OpenText (Open Text Stock Quote, Chart, News, Analysts, Financials NASDAQ:OTEX) posted fiscal Q4 revenue of US$1.31 billion, in line with National Bank of Canada Financial Markets analyst Richard Tse’s forecast and above the US$1.29 billion consensus. Organic year-over-year growth, excluding AMC from last year, improved to roughly minus 1 per cent after sharper declines earlier in the fiscal year.

Adjusted EBITDA margin reached 33.9 per cent, topping both Tse’s 31.4 per cent projection and the 31.3 per cent consensus, driving adjusted EPS of US$0.97, ahead of his US$0.86 estimate and the US$0.82 expected by the Street.

Tse is maintaining his “Sector Perform” rating and US$34.00 target on the stock.

“With OpenText trading at just ~7.1x EV/EBITDA on our FY26E, we think the above shift helps set up the potential for a sustained valuation re-rating in the name,” he said. “That said, given recent history, we believe the name will require a few consecutive quarters to confirm that turn before a sustained re-rating occurs.”

OpenText, founded in 1991 and based in Waterloo, Ontario, is Canada’s largest enterprise software company. It provides enterprise information management solutions that help organizations store, share, and manage information, serving around 100,000 customers worldwide with a workforce of about 24,000.

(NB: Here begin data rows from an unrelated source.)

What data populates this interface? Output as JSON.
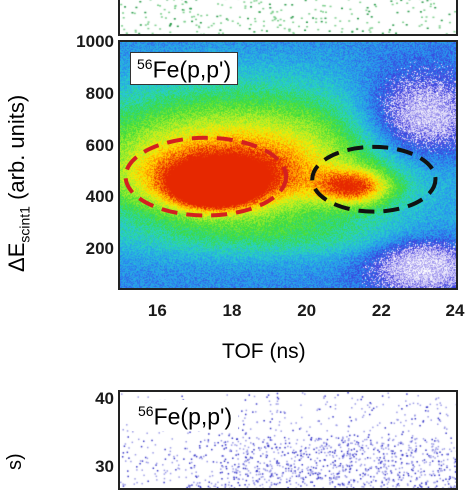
{
  "chart_data": [
    {
      "type": "heatmap",
      "panel": "top-strip",
      "note_series": "scattered green points"
    },
    {
      "type": "heatmap",
      "label": {
        "pre": "56",
        "text": "Fe(p,p')"
      },
      "xlabel": "TOF (ns)",
      "ylabel": {
        "main": "ΔE",
        "sub": "scint1",
        "suffix": " (arb. units)"
      },
      "xlim": [
        15,
        24
      ],
      "ylim": [
        50,
        1000
      ],
      "x_ticks": [
        "16",
        "18",
        "20",
        "22",
        "24"
      ],
      "x_tick_values": [
        16,
        18,
        20,
        22,
        24
      ],
      "y_ticks": [
        "1000",
        "800",
        "600",
        "400",
        "200"
      ],
      "y_tick_values": [
        1000,
        800,
        600,
        400,
        200
      ],
      "hotspots": [
        {
          "x": 17.5,
          "y": 430,
          "intensity": 1.0
        },
        {
          "x": 21.3,
          "y": 440,
          "intensity": 0.75
        }
      ],
      "ellipses": [
        {
          "cx": 17.3,
          "cy": 480,
          "rx": 2.15,
          "ry": 150,
          "color": "#d42020"
        },
        {
          "cx": 21.8,
          "cy": 470,
          "rx": 1.65,
          "ry": 125,
          "color": "#111111"
        }
      ],
      "colors": {
        "ellipse_red": "#d42020",
        "ellipse_black": "#111111"
      }
    },
    {
      "type": "scatter",
      "label": {
        "pre": "56",
        "text": "Fe(p,p')"
      },
      "ylabel_partial": "s)",
      "y_ticks": [
        "40",
        "30"
      ],
      "y_tick_values": [
        40,
        30
      ],
      "ylim": [
        27,
        41
      ]
    }
  ]
}
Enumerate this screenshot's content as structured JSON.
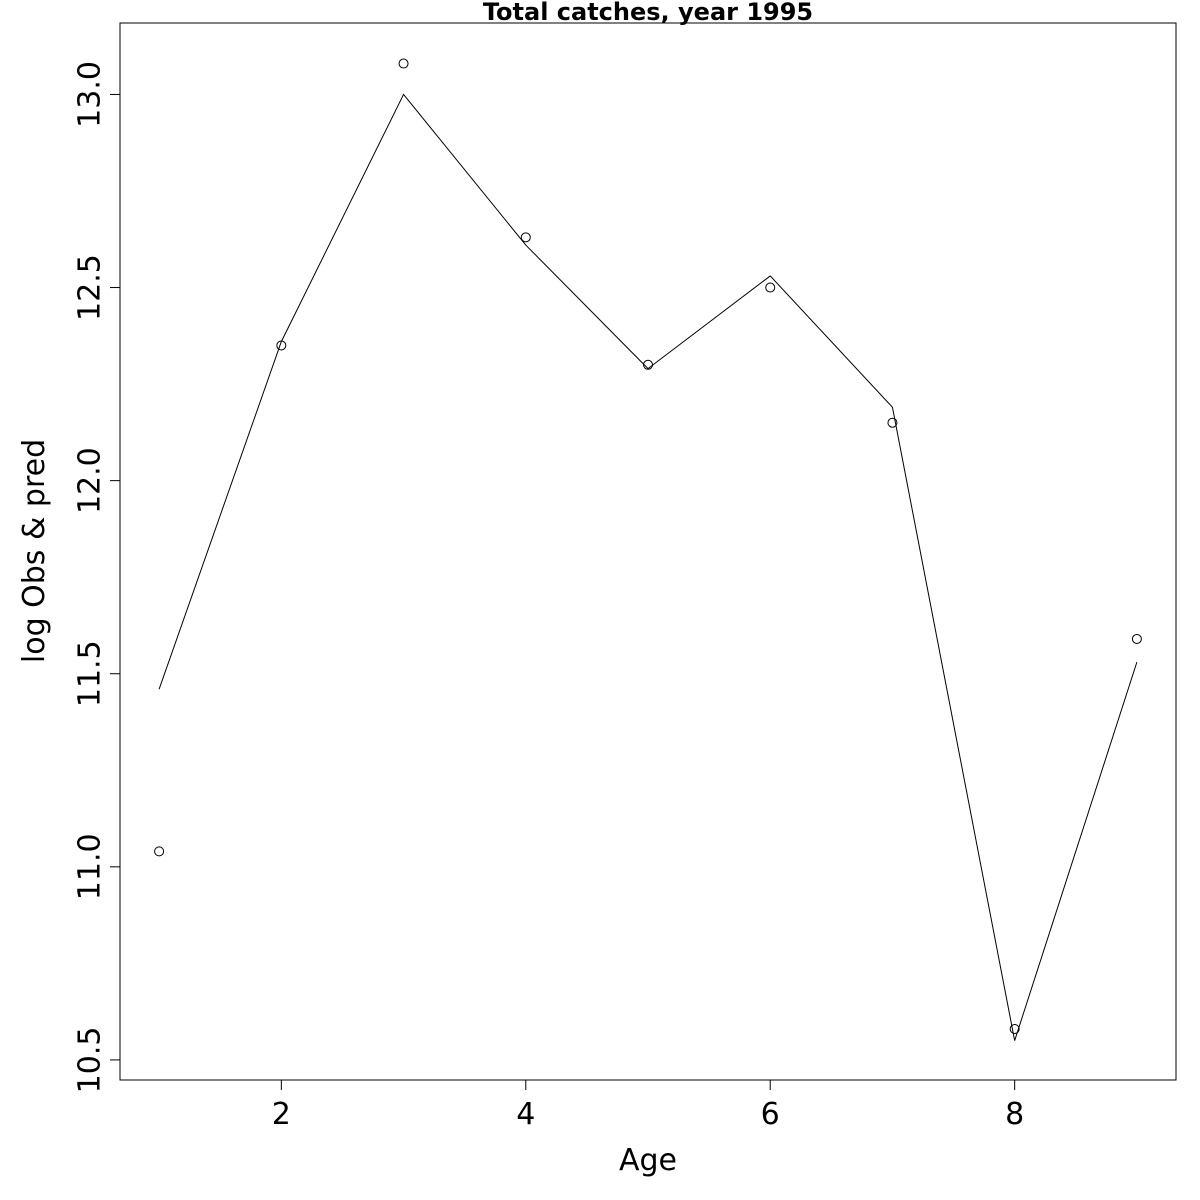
{
  "chart_data": {
    "type": "line",
    "title": "Total catches, year 1995",
    "xlabel": "Age",
    "ylabel": "log Obs & pred",
    "xlim": [
      0.68,
      9.32
    ],
    "ylim": [
      10.448,
      13.185
    ],
    "x_ticks": [
      2,
      4,
      6,
      8
    ],
    "y_ticks": [
      10.5,
      11.0,
      11.5,
      12.0,
      12.5,
      13.0
    ],
    "x_tick_labels": [
      "2",
      "4",
      "6",
      "8"
    ],
    "y_tick_labels": [
      "10.5",
      "11.0",
      "11.5",
      "12.0",
      "12.5",
      "13.0"
    ],
    "grid": false,
    "series": [
      {
        "kind": "points",
        "marker": "open-circle",
        "x": [
          1,
          2,
          3,
          4,
          5,
          6,
          7,
          8,
          9
        ],
        "y": [
          11.04,
          12.35,
          13.08,
          12.63,
          12.3,
          12.5,
          12.15,
          10.58,
          11.59
        ]
      },
      {
        "kind": "line",
        "x": [
          1,
          2,
          3,
          4,
          5,
          6,
          7,
          8,
          9
        ],
        "y": [
          11.46,
          12.36,
          13.0,
          12.61,
          12.29,
          12.53,
          12.19,
          10.55,
          11.53
        ]
      }
    ]
  }
}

Tse said OpenText’s FY26 guidance calls for 1–2% constant currency revenue growth, or $5.22–$5.27 billion, slightly above expectations of $5.22 billion at NBF and $5.19 billion on the Street. The outlook includes 3–4% growth in cloud revenue, supported by a projected 12–16% increase in cloud bookings. Adjusted EBITDA margins are expected to improve by 50–100 basis points from FY25, landing between 35.0% and 35.5% (NBF: 35.2%, consensus: 35.9%). For FQ1/26, the company is targeting flat to 1% year-over-year revenue growth and an Adjusted EBITDA margin in the same 35.0–35.5% range, matching NBF’s forecast and coming in above consensus.

“All in, we think the results and outlook point to a stabilizing business following a challenging FY25 that saw negative (organic) growth and underperformance against early (fiscal) year expectations,” Tse said. “While it’s unclear whether that execution on growth will follow through, the reported results corroborate a moderation in declines, while OpenText’s Business Optimization Plan adds operating leverage.

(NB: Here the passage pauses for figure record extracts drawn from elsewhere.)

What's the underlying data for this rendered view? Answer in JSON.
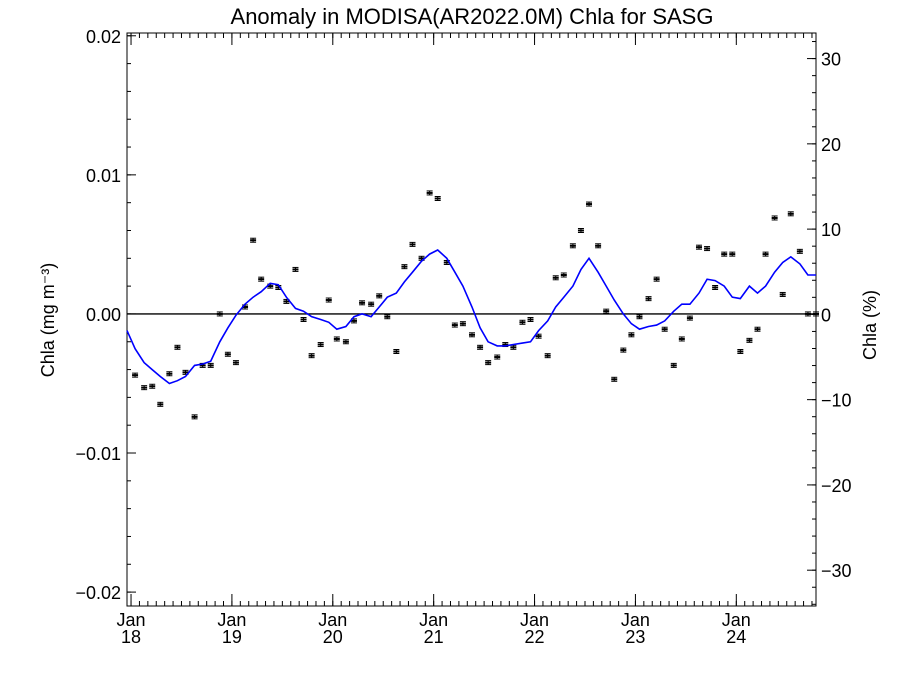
{
  "chart_data": {
    "type": "line",
    "title": "Anomaly in MODISA(AR2022.0M) Chla for SASG",
    "ylabel": "Chla (mg m⁻³)",
    "ylabel_right": "Chla (%)",
    "ylim": [
      -0.021,
      0.0202
    ],
    "ylim_right": [
      -34.2,
      33.0
    ],
    "xlim": [
      2017.96,
      2024.79
    ],
    "y_ticks": [
      {
        "value": -0.02,
        "label": "−0.02"
      },
      {
        "value": -0.01,
        "label": "−0.01"
      },
      {
        "value": 0.0,
        "label": "0.00"
      },
      {
        "value": 0.01,
        "label": "0.01"
      },
      {
        "value": 0.02,
        "label": "0.02"
      }
    ],
    "y_ticks_right": [
      {
        "value": -30,
        "label": "−30"
      },
      {
        "value": -20,
        "label": "−20"
      },
      {
        "value": -10,
        "label": "−10"
      },
      {
        "value": 0,
        "label": "0"
      },
      {
        "value": 10,
        "label": "10"
      },
      {
        "value": 20,
        "label": "20"
      },
      {
        "value": 30,
        "label": "30"
      }
    ],
    "x_ticks": [
      {
        "value": 2018,
        "month": "Jan",
        "year": "18"
      },
      {
        "value": 2019,
        "month": "Jan",
        "year": "19"
      },
      {
        "value": 2020,
        "month": "Jan",
        "year": "20"
      },
      {
        "value": 2021,
        "month": "Jan",
        "year": "21"
      },
      {
        "value": 2022,
        "month": "Jan",
        "year": "22"
      },
      {
        "value": 2023,
        "month": "Jan",
        "year": "23"
      },
      {
        "value": 2024,
        "month": "Jan",
        "year": "24"
      }
    ],
    "series": [
      {
        "kind": "points-with-error",
        "error": 0.0001,
        "color": "#000000",
        "x": [
          2018.04,
          2018.13,
          2018.21,
          2018.29,
          2018.38,
          2018.46,
          2018.54,
          2018.63,
          2018.71,
          2018.79,
          2018.88,
          2018.96,
          2019.04,
          2019.13,
          2019.21,
          2019.29,
          2019.38,
          2019.46,
          2019.54,
          2019.63,
          2019.71,
          2019.79,
          2019.88,
          2019.96,
          2020.04,
          2020.13,
          2020.21,
          2020.29,
          2020.38,
          2020.46,
          2020.54,
          2020.63,
          2020.71,
          2020.79,
          2020.88,
          2020.96,
          2021.04,
          2021.13,
          2021.21,
          2021.29,
          2021.38,
          2021.46,
          2021.54,
          2021.63,
          2021.71,
          2021.79,
          2021.88,
          2021.96,
          2022.04,
          2022.13,
          2022.21,
          2022.29,
          2022.38,
          2022.46,
          2022.54,
          2022.63,
          2022.71,
          2022.79,
          2022.88,
          2022.96,
          2023.04,
          2023.13,
          2023.21,
          2023.29,
          2023.38,
          2023.46,
          2023.54,
          2023.63,
          2023.71,
          2023.79,
          2023.88,
          2023.96,
          2024.04,
          2024.13,
          2024.21,
          2024.29,
          2024.38,
          2024.46,
          2024.54,
          2024.63,
          2024.71,
          2024.79
        ],
        "y": [
          -0.0044,
          -0.0053,
          -0.0052,
          -0.0065,
          -0.0043,
          -0.0024,
          -0.0042,
          -0.0074,
          -0.0037,
          -0.0037,
          0.0,
          -0.0029,
          -0.0035,
          0.0005,
          0.0053,
          0.0025,
          0.002,
          0.0019,
          0.0009,
          0.0032,
          -0.0004,
          -0.003,
          -0.0022,
          0.001,
          -0.0018,
          -0.002,
          -0.0005,
          0.0008,
          0.0007,
          0.0013,
          -0.0002,
          -0.0027,
          0.0034,
          0.005,
          0.004,
          0.0087,
          0.0083,
          0.0037,
          -0.0008,
          -0.0007,
          -0.0015,
          -0.0024,
          -0.0035,
          -0.0031,
          -0.0022,
          -0.0024,
          -0.0006,
          -0.0004,
          -0.0016,
          -0.003,
          0.0026,
          0.0028,
          0.0049,
          0.006,
          0.0079,
          0.0049,
          0.0002,
          -0.0047,
          -0.0026,
          -0.0015,
          -0.0002,
          0.0011,
          0.0025,
          -0.0011,
          -0.0037,
          -0.0018,
          -0.0003,
          0.0048,
          0.0047,
          0.0019,
          0.0043,
          0.0043,
          -0.0027,
          -0.0019,
          -0.0011,
          0.0043,
          0.0069,
          0.0014,
          0.0072,
          0.0045,
          0.0,
          0.0
        ]
      },
      {
        "kind": "line",
        "color": "#0000ff",
        "x": [
          2017.96,
          2018.04,
          2018.13,
          2018.21,
          2018.29,
          2018.38,
          2018.46,
          2018.54,
          2018.63,
          2018.71,
          2018.79,
          2018.88,
          2018.96,
          2019.04,
          2019.13,
          2019.21,
          2019.29,
          2019.38,
          2019.46,
          2019.54,
          2019.63,
          2019.71,
          2019.79,
          2019.88,
          2019.96,
          2020.04,
          2020.13,
          2020.21,
          2020.29,
          2020.38,
          2020.46,
          2020.54,
          2020.63,
          2020.71,
          2020.79,
          2020.88,
          2020.96,
          2021.04,
          2021.13,
          2021.21,
          2021.29,
          2021.38,
          2021.46,
          2021.54,
          2021.63,
          2021.71,
          2021.79,
          2021.88,
          2021.96,
          2022.04,
          2022.13,
          2022.21,
          2022.29,
          2022.38,
          2022.46,
          2022.54,
          2022.63,
          2022.71,
          2022.79,
          2022.88,
          2022.96,
          2023.04,
          2023.13,
          2023.21,
          2023.29,
          2023.38,
          2023.46,
          2023.54,
          2023.63,
          2023.71,
          2023.79,
          2023.88,
          2023.96,
          2024.04,
          2024.13,
          2024.21,
          2024.29,
          2024.38,
          2024.46,
          2024.54,
          2024.63,
          2024.71,
          2024.79
        ],
        "y": [
          -0.0012,
          -0.0025,
          -0.0035,
          -0.004,
          -0.0045,
          -0.005,
          -0.0048,
          -0.0045,
          -0.0037,
          -0.0036,
          -0.0034,
          -0.002,
          -0.001,
          -0.0001,
          0.0007,
          0.0012,
          0.0016,
          0.0022,
          0.0021,
          0.0012,
          0.0004,
          0.0002,
          -0.0002,
          -0.0004,
          -0.0006,
          -0.0011,
          -0.0009,
          -0.0002,
          0.0,
          -0.0002,
          0.0005,
          0.0012,
          0.0015,
          0.0023,
          0.003,
          0.0038,
          0.0043,
          0.0046,
          0.004,
          0.003,
          0.002,
          0.0005,
          -0.001,
          -0.002,
          -0.0023,
          -0.0023,
          -0.0022,
          -0.0021,
          -0.002,
          -0.0012,
          -0.0005,
          0.0005,
          0.0012,
          0.002,
          0.0032,
          0.004,
          0.003,
          0.002,
          0.001,
          0.0,
          -0.0007,
          -0.0011,
          -0.0009,
          -0.0008,
          -0.0005,
          0.0002,
          0.0007,
          0.0007,
          0.0015,
          0.0025,
          0.0024,
          0.002,
          0.0012,
          0.0011,
          0.002,
          0.0015,
          0.002,
          0.003,
          0.0037,
          0.0041,
          0.0036,
          0.0028,
          0.0028
        ]
      }
    ]
  }
}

Tse said Open Text should do $1,860.0-million in Adjusted EBITDA on revenue of $5,239.9-million in fiscal 2026. He thinks those numbers will improve to $2,021.7-million on revenue of $5,425.3-million in fiscal 2027.

Tse said OpenText delivered in-line FQ4 results, with Cloud revenue up 2.1% year over year and bookings up 32% to $238-million, helped by demand for its AI-driven Titanium X platform. The company closed 43 large Cloud deals over $1-million, up 34%, with clients such as Atos, Bayer and BMO. Cloud cRPO reached $1.2-billion, about 63% of FY26 cloud revenue guidance, while total cRPO was $2.6-billion, or half of total FY26 guidance. Renewal rates were 96% in cloud and 90% in off-cloud.

Customer support revenue declined 3% year over year (excluding AMC), improving from a 6% drop in Q3, and management sees a 2% decline in FY26, followed by growth in FY27. ARR was $1.055-billion, down 0.8% excluding AMC, and accounted for 80.5% of total revenue. In FY25, content management contributed 40% of revenue, cybersecurity 25%, business network, OSM and devops about 10% each, and analytics 5%. Content management, OSM and devops all posted double-digit growth; other segments were flat or down, with cybersecurity expected to return to growth in FY26.

“Bottom line, all the above would point to signs of stabilization – a positive against what has been a string of declines,” Tse said.